Terrebonne, Quebec-based ADF Group Inc., a structural steel fabricator, Thursday reported upticks in orders and bidding activity for much of North America after a year marked by declines in revenue and profit.
The company reported that it had an order backlog of $116 million, a 17 percent increase than levels seen a year ago, and is currently in the negotiation stage for $250 million worth of additional contracts.
However, revenue for the 2010 financial year was $65.7 million, a decrease from 2009 financial year revenue of $98.9 million.
Jean Paschini, Chairman of the Board and CEO, qualified the financial performance achieved in 2009-2010 as satisfactory, considering the challenging economic conditions the industry had to deal with in recent quarters. "We addressed the challenges of the global economic crisis with efficiency and discipline, as a result of which ADF maintained healthy profit margins and ended the year in an excellent financial position," Mr. Paschini said. "We further invested in the quality of our labor force and production infrastructures in order to enhance our technological advance and competitive edge."
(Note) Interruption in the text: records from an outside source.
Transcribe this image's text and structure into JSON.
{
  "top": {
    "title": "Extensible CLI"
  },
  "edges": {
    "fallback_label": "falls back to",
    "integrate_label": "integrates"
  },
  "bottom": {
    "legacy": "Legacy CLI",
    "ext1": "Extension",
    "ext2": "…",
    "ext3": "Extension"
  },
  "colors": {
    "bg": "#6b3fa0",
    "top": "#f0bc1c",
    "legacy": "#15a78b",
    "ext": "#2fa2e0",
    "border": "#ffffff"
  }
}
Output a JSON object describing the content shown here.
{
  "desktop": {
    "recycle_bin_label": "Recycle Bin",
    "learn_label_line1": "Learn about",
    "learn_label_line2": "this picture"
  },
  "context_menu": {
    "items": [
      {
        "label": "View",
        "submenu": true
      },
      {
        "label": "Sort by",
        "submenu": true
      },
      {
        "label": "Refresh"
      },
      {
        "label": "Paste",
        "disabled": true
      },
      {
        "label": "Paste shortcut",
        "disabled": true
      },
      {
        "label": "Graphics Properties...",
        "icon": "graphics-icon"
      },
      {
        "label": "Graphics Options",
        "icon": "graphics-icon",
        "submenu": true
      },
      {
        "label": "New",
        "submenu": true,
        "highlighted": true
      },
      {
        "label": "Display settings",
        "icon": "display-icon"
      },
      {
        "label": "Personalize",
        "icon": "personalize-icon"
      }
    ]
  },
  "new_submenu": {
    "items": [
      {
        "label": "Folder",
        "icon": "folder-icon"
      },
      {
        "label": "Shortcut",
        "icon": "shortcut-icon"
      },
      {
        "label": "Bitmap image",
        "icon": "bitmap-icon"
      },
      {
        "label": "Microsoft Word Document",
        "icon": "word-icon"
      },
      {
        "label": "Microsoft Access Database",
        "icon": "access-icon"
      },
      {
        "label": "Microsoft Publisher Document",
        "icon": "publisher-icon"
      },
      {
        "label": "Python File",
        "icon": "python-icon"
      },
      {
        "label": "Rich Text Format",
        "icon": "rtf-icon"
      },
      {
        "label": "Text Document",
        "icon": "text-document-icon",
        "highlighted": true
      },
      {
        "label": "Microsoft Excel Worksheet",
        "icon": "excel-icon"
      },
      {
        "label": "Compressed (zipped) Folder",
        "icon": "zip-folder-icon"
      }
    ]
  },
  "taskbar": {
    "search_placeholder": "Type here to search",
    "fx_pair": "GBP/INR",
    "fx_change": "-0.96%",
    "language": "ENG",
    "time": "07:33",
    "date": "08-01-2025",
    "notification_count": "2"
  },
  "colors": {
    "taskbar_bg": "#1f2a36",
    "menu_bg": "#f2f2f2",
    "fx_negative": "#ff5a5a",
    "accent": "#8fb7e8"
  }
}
Mr. Paschini also explained how he positioned the company in another specialized market niche-the construction and refurbishment of nuclear power plants - thereby providing ADF with an additional potential source of growth over the medium term.
"Beginning in fiscal 2011, we intend to lay the foundations for ADF Group's next growth phase, as we will focus on the following key development objectives," Mr. Paschini added, including objectives such as increasing the company's market share in existing specialized niches and geographic territories; establishing the company's presence in a new specialized niche (nuclear infrastructures); and expanding the company's geographical footprint by seeking opportunities for partnerships, strategic alliances or acquisitions in line with the corporate strategic vision.